Eating weeds has allowed me to engage with the natural world in a new way. I chew on peppery nasturtium leaves on my way to work. When I’m making a sandwich and realize we’re out of greens, I just go outside and grab some. I pluck unfamiliar plants and take them home for identification.

“Once your brain registers that there’s food out there, your brain starts interacting with the environment in a different way,” Stark told me. I believe it. What was once just a green jumble in every unmown verge has began to gain focus for me.

My 3-year old, who never learned not to see these plants, can identify almost as many species as I can. As a game, I’ll sit on our stoop and send her off to search for oxalis or dock, and a few minutes later she’ll come running back with the correct leaf. She normally hates to eat anything green, but she’ll happily sample what she gathers. It still seems miraculous to me that toddlers — and all of us actually — can pick one nondescript plant out of many. When you learn an edible plant, there’s something that clicks into place. Here’s how Gibbons described it to the writer John McPhee:

It’s exactly like recognizing someone’s face; once you know a person, you know that person from all other people. If you came home at night and a woman you had never seen was standing in your house, you wouldn’t think it was your wife. God help you anyway if you would.

The contemplative pleasure of getting to know my natural neighbors is a middle-class luxury. I don’t think I’d be taking the time to learn and taste my weeds if I was a single parent, hustling to get my kids fed and into bed. I might, however, have the time if I were a child of that single parent — like Gibbons. There’s often at least one person in a household who could make time to forage if they knew how, or had a good mentor.

There’s a sense of rootedness that comes with knowing the wild things in a place, and a satisfaction that comes with finding food to help support your family. I’m not talking like a survivalist here — there’s no way people in West Oakland are going to get the bulk of their calories from weeds any time soon. I’m just pointing out that a small helping of foraged greens each day could make people healthier, even if it’s layered in a fast-food hamburger to provide some crunch.

Chickweed.

Chickweed.

There’s no need to make airy claims about the detox powers of wild plants, when we can instead point to the clear, well-established, and powerful benefits of eating leafy green vegetables.

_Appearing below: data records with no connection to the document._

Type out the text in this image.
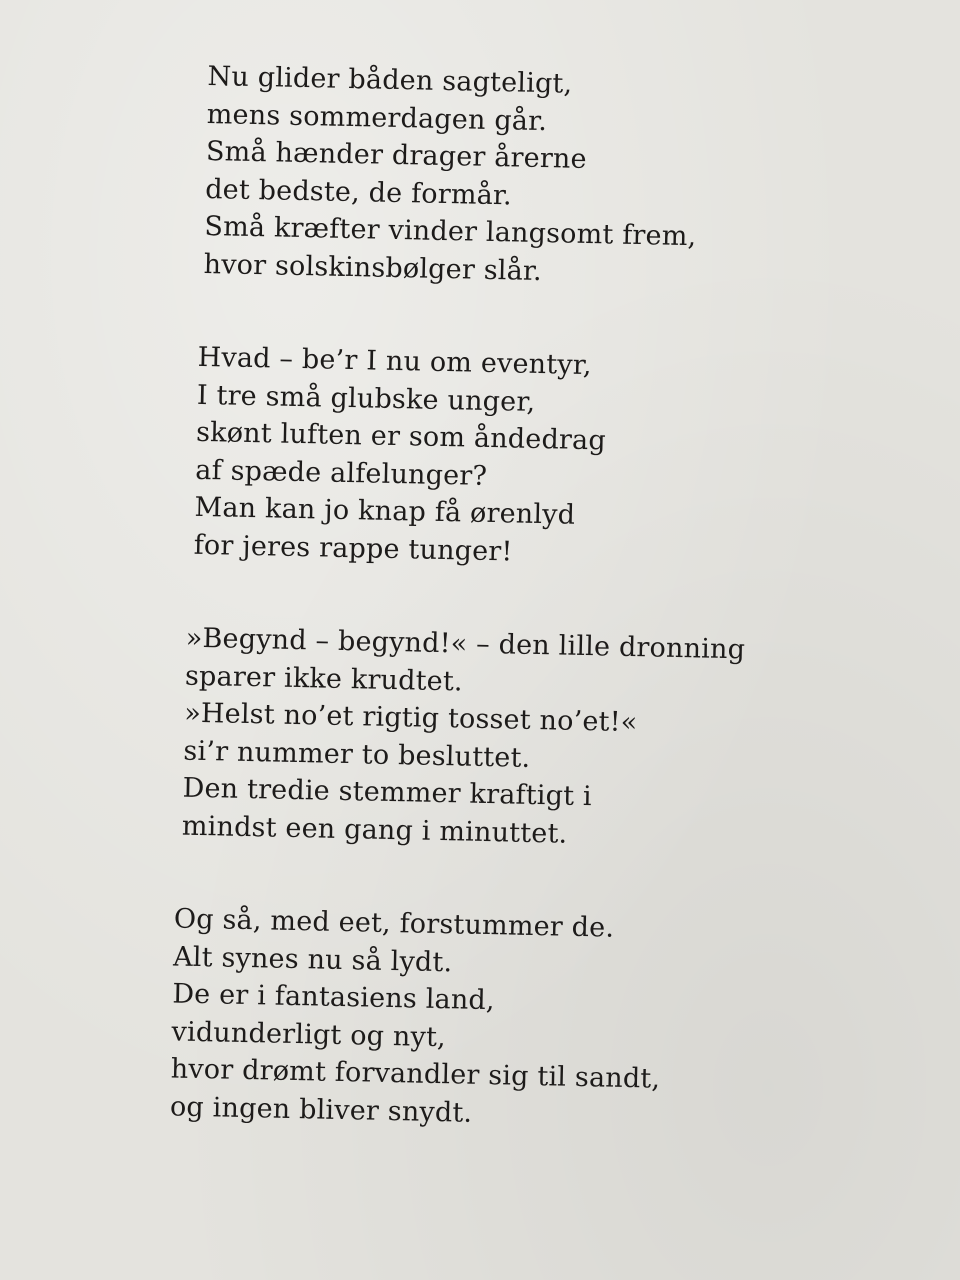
Nu glider båden sagteligt,
mens sommerdagen går.
Små hænder drager årerne
det bedste, de formår.
Små kræfter vinder langsomt frem,
hvor solskinsbølger slår.
Hvad – be’r I nu om eventyr,
I tre små glubske unger,
skønt luften er som åndedrag
af spæde alfelunger?
Man kan jo knap få ørenlyd
for jeres rappe tunger!
»Begynd – begynd!« – den lille dronning
sparer ikke krudtet.
»Helst no’et rigtig tosset no’et!«
si’r nummer to besluttet.
Den tredie stemmer kraftigt i
mindst een gang i minuttet.
Og så, med eet, forstummer de.
Alt synes nu så lydt.
De er i fantasiens land,
vidunderligt og nyt,
hvor drømt forvandler sig til sandt,
og ingen bliver snydt.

Perhaps we’d all be better off, poor and middle class alike, if we could open our eyes to the natural world around us and see the richness there that we usually miss.

I’d say that urban foraging is a long shot, in terms of its chances to be an effective intervention against obesity. But is foraging any more of a long shot than urban gardens? When the Obamas planted a garden on the White House lawn it became a symbol of the struggle to get fresh healthy food into the hands of ordinary Americans. I’m a supporter of gardens in general, and that garden specifically. But I’d like to point out that it was preceded by other symbols on the White House lawn. Once, many years before anyone knew the name Obama, Euell Gibbons put his arm through the fence surrounding the White House to pick four different edible plants. The food is there, if we have eyes to see it.